Using the sun as a clean and renewable source of energy seems like an obvious choice to replace harmful, nonrenewable energy sources. After all, the sun produces about 38,460 septillion watts of energy every second. That’s comparable to billions of tons of TNT exploding simultaneously.
Of course, harnessing the energy of the sun is not as simple as it sounds. It requires complex engineering processes. To find out how solar energy works, check out the guide below.
How Solar Energy Works
Solar energy is a renewable resource that’s become a lot cheaper over the years. Now, it’s not just an option for rich, conscientious homeowners. More people can afford to invest in the future of the Earth than ever before.
To find out just how this technology works, you can read more about it below.
How Does It Generate Electricity?
Solar panels use silicon cells to capture and transform the sun’s energy into electricity. When light interacts with silicon, it creates a photovoltaic effect that moves electrons and generates a current of electricity.
Semiconductors like silicon can create electricity from light.
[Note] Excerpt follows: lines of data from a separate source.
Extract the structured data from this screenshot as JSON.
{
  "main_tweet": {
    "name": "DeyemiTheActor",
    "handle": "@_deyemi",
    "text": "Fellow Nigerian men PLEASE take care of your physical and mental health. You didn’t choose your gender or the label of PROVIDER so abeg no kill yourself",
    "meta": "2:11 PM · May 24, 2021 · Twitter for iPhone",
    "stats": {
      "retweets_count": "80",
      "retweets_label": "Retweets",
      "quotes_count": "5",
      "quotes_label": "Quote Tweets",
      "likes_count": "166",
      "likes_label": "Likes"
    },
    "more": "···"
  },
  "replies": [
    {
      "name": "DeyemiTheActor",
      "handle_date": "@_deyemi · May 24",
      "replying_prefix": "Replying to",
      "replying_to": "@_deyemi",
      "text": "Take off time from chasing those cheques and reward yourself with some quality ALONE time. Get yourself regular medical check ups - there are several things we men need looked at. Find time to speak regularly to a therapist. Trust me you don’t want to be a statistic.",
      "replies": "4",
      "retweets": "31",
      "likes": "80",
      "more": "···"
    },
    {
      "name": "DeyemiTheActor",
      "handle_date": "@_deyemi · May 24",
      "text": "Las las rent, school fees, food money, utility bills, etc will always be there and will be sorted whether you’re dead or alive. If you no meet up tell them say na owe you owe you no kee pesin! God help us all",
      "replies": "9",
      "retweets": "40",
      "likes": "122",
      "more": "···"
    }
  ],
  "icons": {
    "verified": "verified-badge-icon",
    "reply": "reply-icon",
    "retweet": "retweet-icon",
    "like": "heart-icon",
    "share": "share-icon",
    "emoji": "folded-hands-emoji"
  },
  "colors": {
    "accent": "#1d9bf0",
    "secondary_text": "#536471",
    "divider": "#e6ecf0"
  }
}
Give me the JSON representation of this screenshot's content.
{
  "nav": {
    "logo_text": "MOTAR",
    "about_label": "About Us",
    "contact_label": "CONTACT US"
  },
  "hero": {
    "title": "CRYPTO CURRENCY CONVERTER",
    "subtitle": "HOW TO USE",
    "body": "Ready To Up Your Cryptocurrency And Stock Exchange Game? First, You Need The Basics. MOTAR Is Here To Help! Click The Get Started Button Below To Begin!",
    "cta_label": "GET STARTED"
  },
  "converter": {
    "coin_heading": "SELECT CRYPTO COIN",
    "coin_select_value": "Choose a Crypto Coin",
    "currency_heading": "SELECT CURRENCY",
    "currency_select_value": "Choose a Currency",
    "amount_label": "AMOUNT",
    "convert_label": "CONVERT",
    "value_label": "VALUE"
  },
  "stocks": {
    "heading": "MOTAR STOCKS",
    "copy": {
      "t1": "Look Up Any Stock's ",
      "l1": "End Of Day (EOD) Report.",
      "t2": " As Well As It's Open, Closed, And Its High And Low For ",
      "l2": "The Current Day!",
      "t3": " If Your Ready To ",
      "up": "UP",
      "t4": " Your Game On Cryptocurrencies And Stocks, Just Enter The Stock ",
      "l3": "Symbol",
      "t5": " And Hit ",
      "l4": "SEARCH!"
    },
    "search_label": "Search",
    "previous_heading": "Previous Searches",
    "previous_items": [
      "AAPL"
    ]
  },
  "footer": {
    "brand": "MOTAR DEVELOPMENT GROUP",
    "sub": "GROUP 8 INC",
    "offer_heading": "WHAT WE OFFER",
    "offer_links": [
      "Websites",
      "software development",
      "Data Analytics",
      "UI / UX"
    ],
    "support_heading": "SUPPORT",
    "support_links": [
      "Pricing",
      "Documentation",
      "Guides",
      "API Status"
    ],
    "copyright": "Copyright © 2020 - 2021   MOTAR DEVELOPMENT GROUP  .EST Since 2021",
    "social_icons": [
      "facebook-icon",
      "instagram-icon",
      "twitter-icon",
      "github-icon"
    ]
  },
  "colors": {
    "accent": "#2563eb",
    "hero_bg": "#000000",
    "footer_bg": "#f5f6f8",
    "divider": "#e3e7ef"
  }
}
The panel also uses wiring to help the electricity travel to a solar inverter to be changed from direct current to alternating current.
How Does It Work in the Home?
After the solar radiation is captured by the silicon photovoltaic cells and converted to an alternating current, it can be directed into the home’s electric panel.
Extra power generated by the panels that isn’t needed for the home can be redirected to the utility grid. In some places, this excess energy means utility credits for the homeowner. This is known as net metering.
How Does It Connect to the Grid?
Most American homes are connected to a utility grid. This means they have a utility meter to measure how much energy the home uses.
When solar panels are installed, they should be connected to the utility meter. The utility meter will measure how much energy is used and produced. If your area has net metering, you can give extra energy to the grid on really productive days. You can also take extra energy from the grid on less productive days.
There are times when solar panels won’t be able to generate as much electricity. Unfortunately, nights and bad weather are unavoidable. That’s why net metering is such a great incentive for solar-powered homes.
More Solar Information
Learning how solar energy works is important during the modern environmental crises humans face. Those who understand this technology can better advocate to others about this conscientious choice.